Christmas levantó un puño, listo para descargarlo sobre la nuca de Joey. Pero se detuvo.

—No tengo ganas de pegarte —dijo Christmas.

—¿Quién coño te crees que eres? —dijo Joey no bien consiguió respirar—.¿Quién coño te crees que eres? Tú no eres nadie...

—Ten cuidado con Rothstein.—Christmas lo señaló con un dedo—. Lo sabe todo. Y le repatea. Tienes razón, no es un juego. Mantente lejos de su droga...

—¿Qué droga?

—¡Lo sabe todo, me cago en la leche! —le gritó Christmas a la cara—. ¡Sabe lo que yo no sabía!

Joey rió y se levantó.

—Eres igualito a Abe el Tonto. ¿Y de dónde creías que salía todo ese dinero? Que te den por culo, Diamond. Guárdate tus sermones. ¿En qué te has convertido, en el lameculos de Rothstein?

—Haz lo que coño te parezca. Pero no vuelvas a decir a nadie que eres de los Diamond Dogs.—Christmas le dio la espalda y se dirigió hacia la salida del callejón.

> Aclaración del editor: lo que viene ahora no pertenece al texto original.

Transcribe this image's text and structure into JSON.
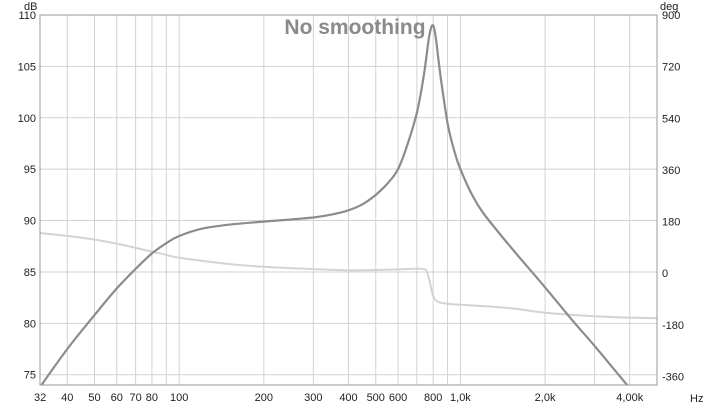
{
  "chart_data": {
    "type": "line",
    "title": "No smoothing",
    "x_scale": "log",
    "x_unit": "Hz",
    "y_left_unit": "dB",
    "y_right_unit": "deg",
    "xlim": [
      32,
      5000
    ],
    "ylim_left": [
      74,
      110
    ],
    "ylim_right": [
      -390,
      900
    ],
    "grid": true,
    "x_ticks": [
      {
        "value": 32,
        "label": "32"
      },
      {
        "value": 40,
        "label": "40"
      },
      {
        "value": 50,
        "label": "50"
      },
      {
        "value": 60,
        "label": "60"
      },
      {
        "value": 70,
        "label": "70"
      },
      {
        "value": 80,
        "label": "80"
      },
      {
        "value": 100,
        "label": "100"
      },
      {
        "value": 200,
        "label": "200"
      },
      {
        "value": 300,
        "label": "300"
      },
      {
        "value": 400,
        "label": "400"
      },
      {
        "value": 500,
        "label": "500"
      },
      {
        "value": 600,
        "label": "600"
      },
      {
        "value": 800,
        "label": "800"
      },
      {
        "value": 1000,
        "label": "1,0k"
      },
      {
        "value": 2000,
        "label": "2,0k"
      },
      {
        "value": 4000,
        "label": "4,00k"
      }
    ],
    "x_minor_gridlines": [
      90,
      700,
      900,
      3000,
      5000
    ],
    "y_left_ticks": [
      {
        "value": 75,
        "label": "75"
      },
      {
        "value": 80,
        "label": "80"
      },
      {
        "value": 85,
        "label": "85"
      },
      {
        "value": 90,
        "label": "90"
      },
      {
        "value": 95,
        "label": "95"
      },
      {
        "value": 100,
        "label": "100"
      },
      {
        "value": 105,
        "label": "105"
      },
      {
        "value": 110,
        "label": "110"
      }
    ],
    "y_right_ticks": [
      {
        "value": -360,
        "label": "-360"
      },
      {
        "value": -180,
        "label": "-180"
      },
      {
        "value": 0,
        "label": "0"
      },
      {
        "value": 180,
        "label": "180"
      },
      {
        "value": 360,
        "label": "360"
      },
      {
        "value": 540,
        "label": "540"
      },
      {
        "value": 720,
        "label": "720"
      },
      {
        "value": 900,
        "label": "900"
      }
    ],
    "series": [
      {
        "axis": "left",
        "color": "#8c8c8c",
        "points": [
          [
            32,
            73.8
          ],
          [
            40,
            77.5
          ],
          [
            50,
            80.8
          ],
          [
            60,
            83.4
          ],
          [
            70,
            85.3
          ],
          [
            80,
            86.8
          ],
          [
            90,
            87.8
          ],
          [
            100,
            88.5
          ],
          [
            120,
            89.2
          ],
          [
            150,
            89.6
          ],
          [
            200,
            89.9
          ],
          [
            250,
            90.1
          ],
          [
            300,
            90.3
          ],
          [
            350,
            90.6
          ],
          [
            400,
            91.0
          ],
          [
            450,
            91.6
          ],
          [
            500,
            92.5
          ],
          [
            550,
            93.6
          ],
          [
            600,
            95.0
          ],
          [
            650,
            97.5
          ],
          [
            700,
            100.5
          ],
          [
            740,
            104.0
          ],
          [
            770,
            107.5
          ],
          [
            785,
            108.7
          ],
          [
            795,
            109.0
          ],
          [
            805,
            108.8
          ],
          [
            820,
            107.5
          ],
          [
            850,
            104.0
          ],
          [
            900,
            99.5
          ],
          [
            950,
            96.8
          ],
          [
            1000,
            95.0
          ],
          [
            1100,
            92.5
          ],
          [
            1200,
            90.8
          ],
          [
            1400,
            88.5
          ],
          [
            1600,
            86.6
          ],
          [
            2000,
            83.5
          ],
          [
            2500,
            80.3
          ],
          [
            3000,
            77.8
          ],
          [
            3500,
            75.6
          ],
          [
            4000,
            73.7
          ]
        ]
      },
      {
        "axis": "right",
        "color": "#d3d3d3",
        "points": [
          [
            32,
            140
          ],
          [
            40,
            130
          ],
          [
            50,
            117
          ],
          [
            60,
            103
          ],
          [
            70,
            88
          ],
          [
            80,
            75
          ],
          [
            90,
            64
          ],
          [
            100,
            54
          ],
          [
            150,
            32
          ],
          [
            200,
            22
          ],
          [
            300,
            14
          ],
          [
            400,
            10
          ],
          [
            500,
            11
          ],
          [
            600,
            13
          ],
          [
            700,
            16
          ],
          [
            740,
            14
          ],
          [
            760,
            5
          ],
          [
            780,
            -35
          ],
          [
            800,
            -80
          ],
          [
            830,
            -100
          ],
          [
            900,
            -107
          ],
          [
            1000,
            -110
          ],
          [
            1500,
            -122
          ],
          [
            2000,
            -138
          ],
          [
            3000,
            -150
          ],
          [
            4000,
            -155
          ],
          [
            5000,
            -157
          ]
        ]
      }
    ]
  }
}
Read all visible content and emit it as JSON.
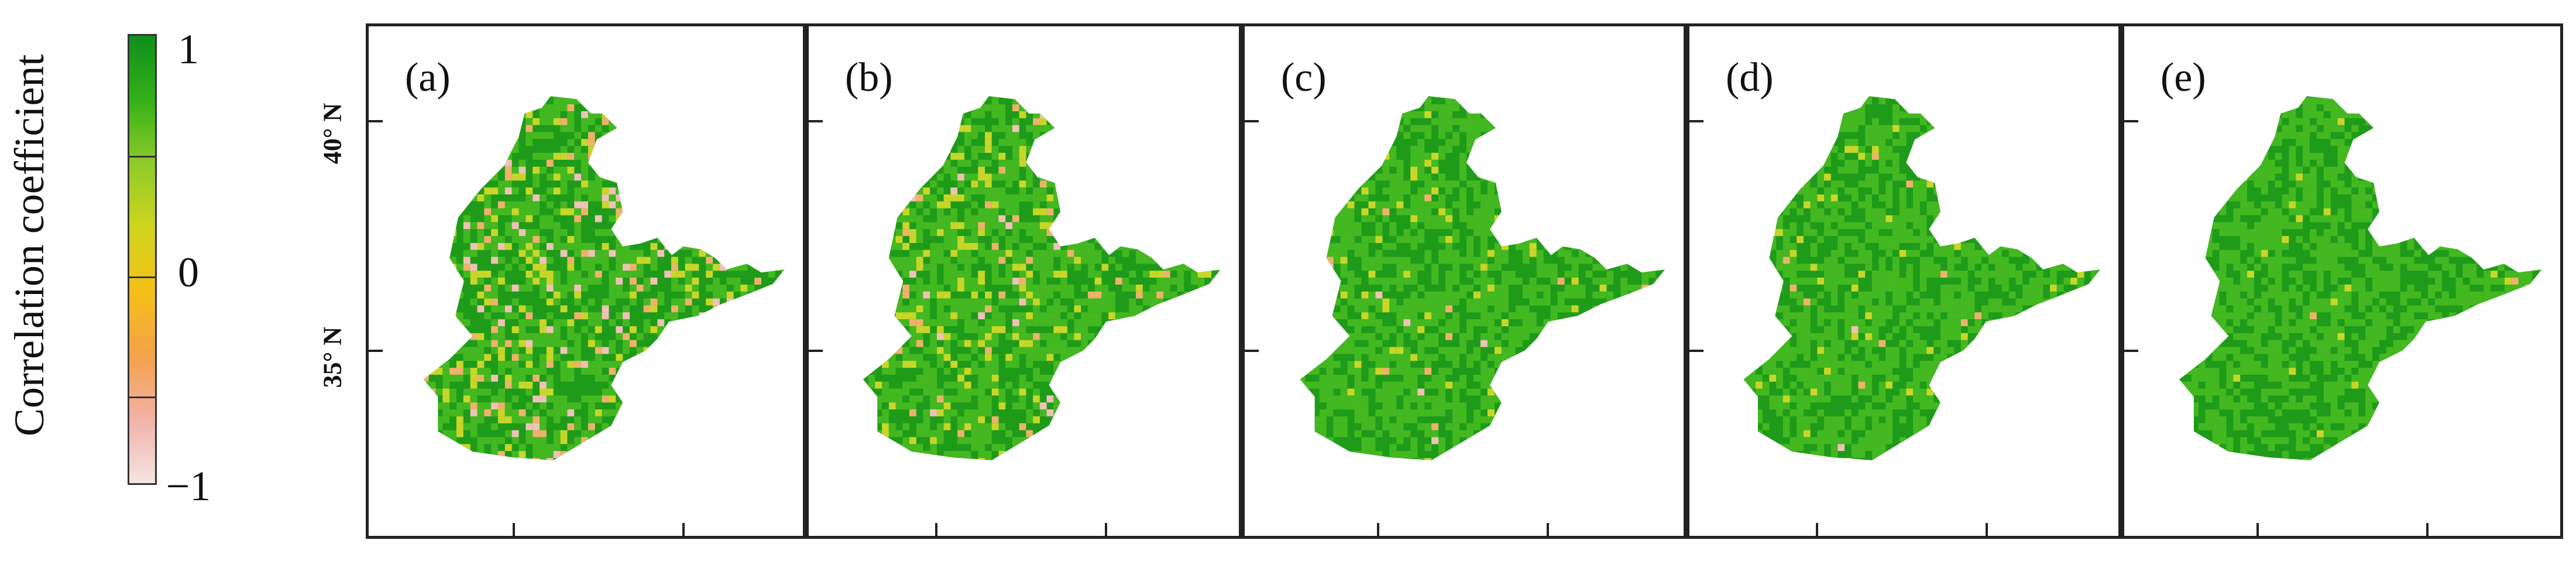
{
  "colorbar": {
    "title": "Correlation coefficient",
    "tick_labels": [
      "1",
      "0",
      "−1"
    ],
    "tick_values": [
      1,
      0,
      -1
    ],
    "range": [
      -1,
      1
    ],
    "colors": [
      "#f3e4e2",
      "#f2b2a6",
      "#f4a24a",
      "#f5c016",
      "#cfd51c",
      "#8fcb2a",
      "#34b018",
      "#0e8f1c"
    ]
  },
  "latitude_labels": [
    "40° N",
    "35° N"
  ],
  "panels": [
    {
      "label": "(a)",
      "low_correlation_share": "high"
    },
    {
      "label": "(b)",
      "low_correlation_share": "medium"
    },
    {
      "label": "(c)",
      "low_correlation_share": "low"
    },
    {
      "label": "(d)",
      "low_correlation_share": "low"
    },
    {
      "label": "(e)",
      "low_correlation_share": "very low"
    }
  ],
  "map_colors": {
    "high": "#1f9b1a",
    "mid": "#43b820",
    "yellow": "#c8d62a",
    "orange": "#eeb26a",
    "pink": "#efc2b6"
  }
}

Un tren de la BMT rechinó por Canal Street. Christmas se puso a andar entre la gente. Y se dio cuenta de que observaba a cada una de aquellas personas como si fuese a encontrar a Bill en cualquier momento. Con el fin de desahogar en el odio el dolor de su amor por Ruth. Cerró los ojos. Los volvió a abrir. No sabía adónde ir. No sabía qué hacer. Aunque ahora lo importante era no permanecer allí.

—¡Diamond! ¡Diamond! —oyó llamar detrás de él. Se dio la vuelta.

Joey estaba en la acera, a escasos metros de él.

Christmas se detuvo.

Joey, apenas vio que Christmas se detenía, empezó a caminar más despacio. Como si los últimos pasos le costaran más esfuerzo.

—Oye... Diamond —dijo trabándose con las palabras en cuanto llegó a su lado—, ¿por qué tenemos que estropearlo todo? Somos amigos... —Lo miró con ojos inseguros, débiles.